Résumé : Nafissa me demande d'aider son mari. J'avais déjà pris les devants dans ce sens. Mais avant tout, je voulais savoir à qui j'avais affaire. Il se présente à mon cabinet en compagnie de sa femme.
Je le dévisageais un moment avant de lancer :
- Ecoute, Saïd, je veux bien t'aider à sortir de ta misère, mais à une seule condition.
- Tout ce que vous demanderez, docteur, est d'avance accepté. J'ai vu ce que vous avez fait pour Nafissa et les enfants, et je ne l'oublierai jamais. Je ne suis pas aussi ingrat que certains le pensent.

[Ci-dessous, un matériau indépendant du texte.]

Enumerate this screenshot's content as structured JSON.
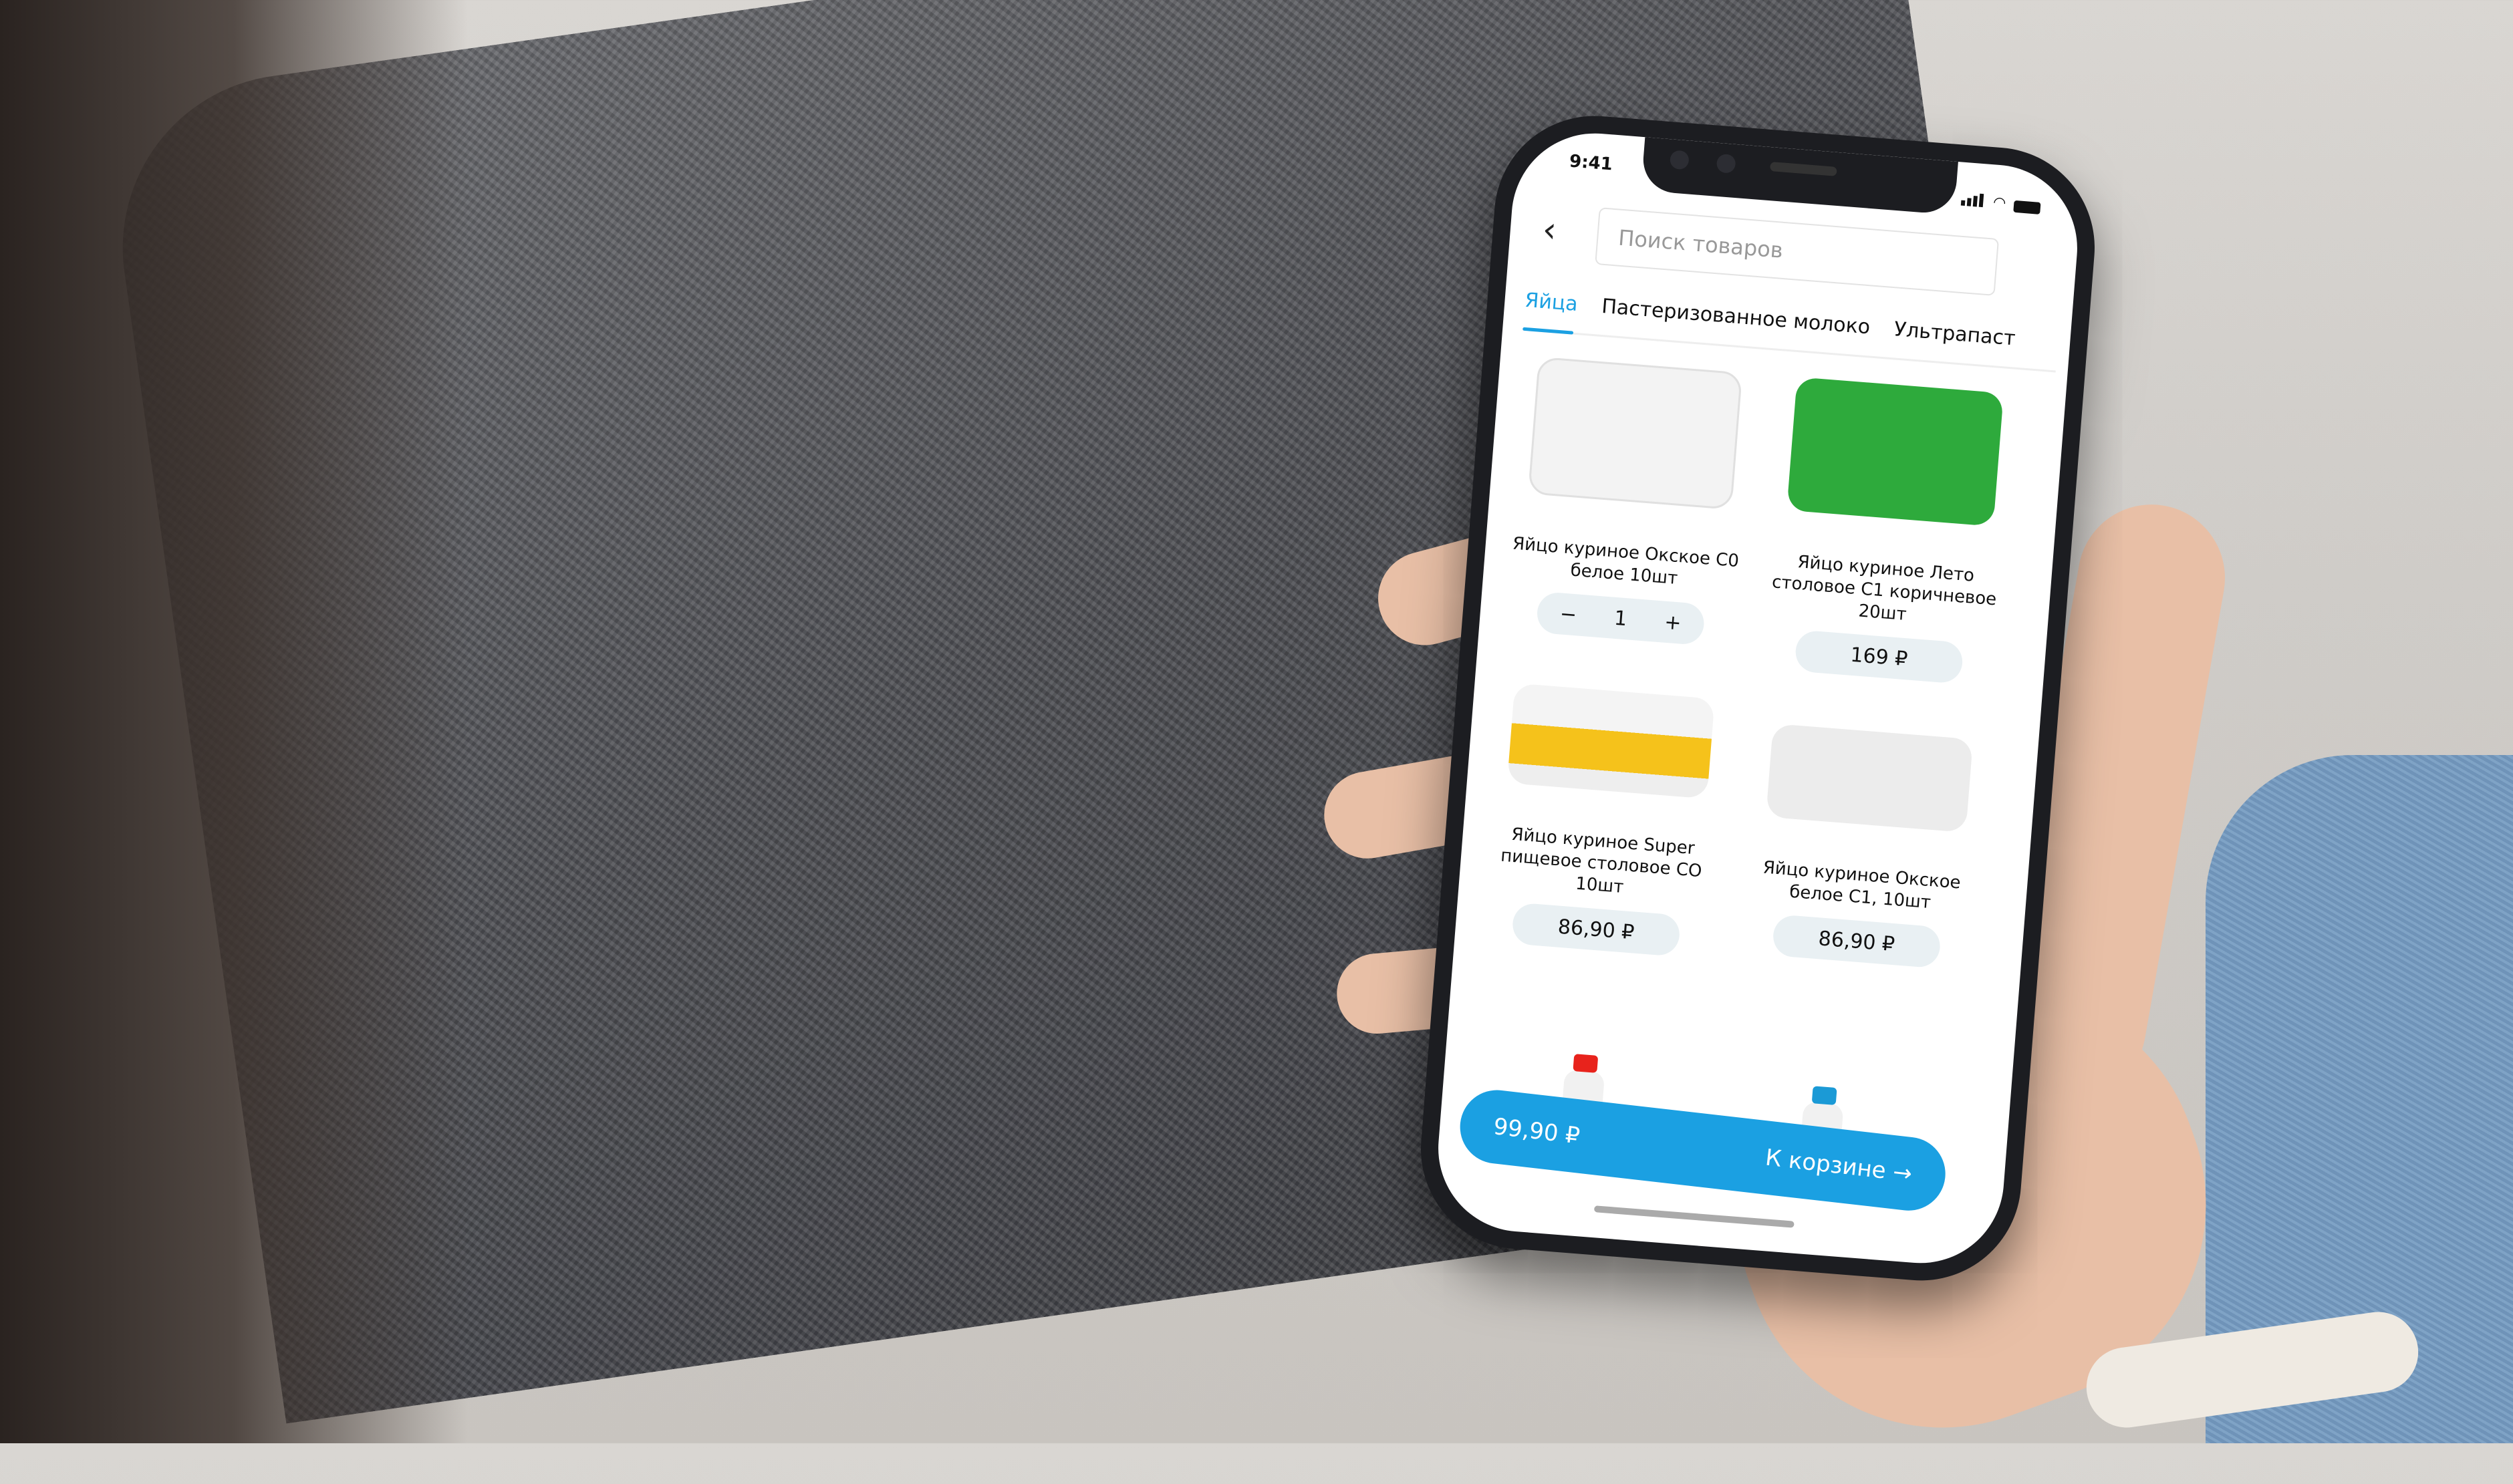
{
  "status_bar": {
    "time": "9:41"
  },
  "search": {
    "placeholder": "Поиск товаров"
  },
  "tabs": [
    {
      "label": "Яйца",
      "active": true
    },
    {
      "label": "Пастеризованное молоко"
    },
    {
      "label": "Ультрапаст"
    }
  ],
  "products": [
    {
      "name": "Яйцо куриное Окское С0 белое 10шт",
      "quantity": "1",
      "minus": "−",
      "plus": "+",
      "image_color": "#ffffff"
    },
    {
      "name": "Яйцо куриное Лето столовое С1 коричневое 20шт",
      "price": "169 ₽",
      "image_color": "#2eaa3c"
    },
    {
      "name": "Яйцо куриное Super пищевое столовое СО 10шт",
      "price": "86,90 ₽",
      "image_color": "#f5c21b"
    },
    {
      "name": "Яйцо куриное Окское белое С1, 10шт",
      "price": "86,90 ₽",
      "image_color": "#ececec"
    }
  ],
  "cart": {
    "total": "99,90 ₽",
    "label": "К корзине",
    "arrow": "→"
  },
  "accent": "#1ba0e2"
}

- C'est ce que nous verrons, Saïd. Voilà ce que je te propose : tu vas tout de suite arrêter la boisson et toutes ces drogues douces que tu ingurgites à tout bout de champ, au détriment de ta santé.
L'homme baisse la tâte et me répond d'une voix nouée par l'émotion :
- C'est la misère et la mal-vie qui nous poussent vers ces calamités, docteur.

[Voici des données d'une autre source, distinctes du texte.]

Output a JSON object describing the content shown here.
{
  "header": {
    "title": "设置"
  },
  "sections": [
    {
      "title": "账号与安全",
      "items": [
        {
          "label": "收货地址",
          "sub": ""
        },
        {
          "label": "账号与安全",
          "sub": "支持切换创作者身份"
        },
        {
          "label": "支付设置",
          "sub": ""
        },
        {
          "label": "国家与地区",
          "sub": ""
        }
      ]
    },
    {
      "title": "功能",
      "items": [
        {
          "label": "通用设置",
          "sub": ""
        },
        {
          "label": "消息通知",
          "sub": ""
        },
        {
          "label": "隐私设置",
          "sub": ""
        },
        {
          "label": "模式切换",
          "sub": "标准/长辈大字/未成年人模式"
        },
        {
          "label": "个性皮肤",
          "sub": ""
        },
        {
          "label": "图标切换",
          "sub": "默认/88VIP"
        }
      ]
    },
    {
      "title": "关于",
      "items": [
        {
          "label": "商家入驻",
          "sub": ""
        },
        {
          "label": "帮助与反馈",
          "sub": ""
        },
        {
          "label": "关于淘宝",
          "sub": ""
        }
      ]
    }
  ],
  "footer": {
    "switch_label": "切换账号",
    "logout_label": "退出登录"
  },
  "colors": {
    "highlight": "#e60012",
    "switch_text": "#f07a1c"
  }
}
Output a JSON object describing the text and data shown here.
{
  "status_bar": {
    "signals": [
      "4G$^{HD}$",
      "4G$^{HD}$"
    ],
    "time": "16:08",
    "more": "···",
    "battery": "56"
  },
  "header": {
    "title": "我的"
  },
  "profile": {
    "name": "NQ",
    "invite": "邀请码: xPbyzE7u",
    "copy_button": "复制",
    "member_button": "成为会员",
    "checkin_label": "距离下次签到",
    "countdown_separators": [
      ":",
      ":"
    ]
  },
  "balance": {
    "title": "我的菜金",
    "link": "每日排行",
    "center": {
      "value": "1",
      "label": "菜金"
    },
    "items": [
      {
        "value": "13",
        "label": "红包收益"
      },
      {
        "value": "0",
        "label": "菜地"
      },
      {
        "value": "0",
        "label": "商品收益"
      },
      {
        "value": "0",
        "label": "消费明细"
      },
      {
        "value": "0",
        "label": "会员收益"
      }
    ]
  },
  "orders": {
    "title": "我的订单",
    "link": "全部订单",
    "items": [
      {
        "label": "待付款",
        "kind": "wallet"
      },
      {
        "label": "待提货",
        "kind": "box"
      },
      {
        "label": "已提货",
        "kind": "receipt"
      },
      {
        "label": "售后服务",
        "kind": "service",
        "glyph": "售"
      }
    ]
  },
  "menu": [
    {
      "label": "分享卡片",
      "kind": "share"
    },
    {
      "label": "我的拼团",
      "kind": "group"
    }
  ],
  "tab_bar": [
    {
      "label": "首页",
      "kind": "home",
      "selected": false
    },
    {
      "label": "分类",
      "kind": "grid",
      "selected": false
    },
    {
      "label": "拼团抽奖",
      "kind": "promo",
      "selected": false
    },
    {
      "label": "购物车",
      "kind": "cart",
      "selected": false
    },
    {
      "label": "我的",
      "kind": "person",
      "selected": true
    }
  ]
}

- Fini, tout ça ! Tu auras un travail et un toit. Ta famille sera à jamais à l'abri du froid et du besoin.
- Alors, docteur, je fais la promesse devant Dieu Tout-Puissant de ne plus jamais toucher ni à l'alcool ni à la drogue.
- Bien ! Puisque j'ai ta promesse, je ne vais plus douter de ta parole d'homme.
Je pris la décision d'envoyer dès le lendemain tout ce beau mode à la campagne. Mes oncles octroyèrent un travail de conducteur d'engin à Saïd, et ma grand-mère Zahra fut très heureuse d'avoir une femme à son service à elle seule dans cette grande maison qui grouillait de monde à longueur de journée. Les enfants furent scolarisés et s'habituèrent bien vite aux lieux. J'avais réussi le pari de sauver une famille. L'image de mon grand-père s'afficha devant mes yeux : "Faites du bien autour de vous, Dieu saura vous récompenser."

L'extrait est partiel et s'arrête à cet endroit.